The U.S. Navy has tested Raytheon’s SeaRAM anti-ship missile defense system by performing test shots that took out several targets in scenarios that mimicked threats a warship could be faced with.
The Raytheon SeaRAM Anti-ship Missile Defense System is a low-risk evolution of the Phalanx Block 1B Close-In Weapon System and the Rolling Airframe Missile.
The series of two shots included one in which two supersonic missiles were inbound simultaneously, flying in complex, evasive maneuvers.
U.S. Navy’s Self Defense Test Ship served as a platform for the firings off the coast of Southern California.
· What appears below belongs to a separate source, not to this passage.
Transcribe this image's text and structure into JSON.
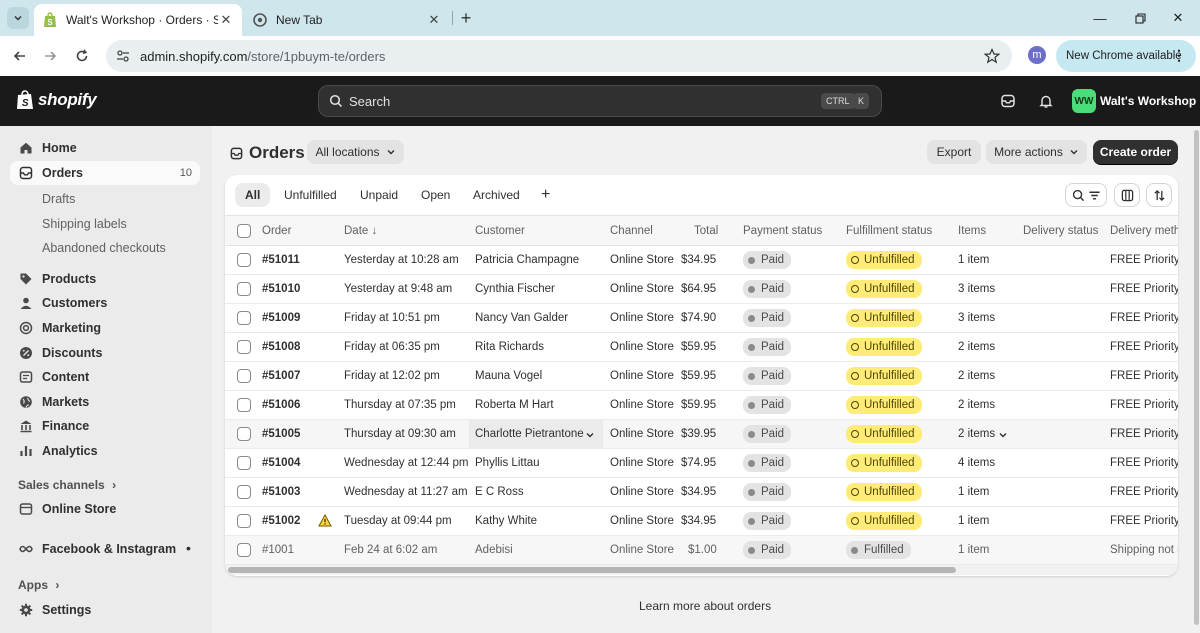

In both flights, according to Raytheon, the SeaRAM detected, tracked and engaged the threats, and fired Rolling Airframe Missile Block 2 guided missiles which intercepted the targets.
“SeaRAM achieved a new level of success today, intercepting targets under high-stress conditions,” said Rick Nelson, vice president of Raytheon’s Naval and Area Mission Defense product line.
Phalanx is a rapid-fire, computer-controlled radar and 20mm gun system that acquires, tracks and destroys enemy threats that have penetrated all other ship defense systems.
Intended to enlarge Phalanx’s keep-out range against anti-ship missiles, rotary- and fixed-wing aircraft, unmanned aircraft systems and other evolving threats, SeaRAM anti-ship missile defense systems use advanced Phalanx Block 1B sensors and replace the gun with an 11-round Rolling Airframe Missile guide.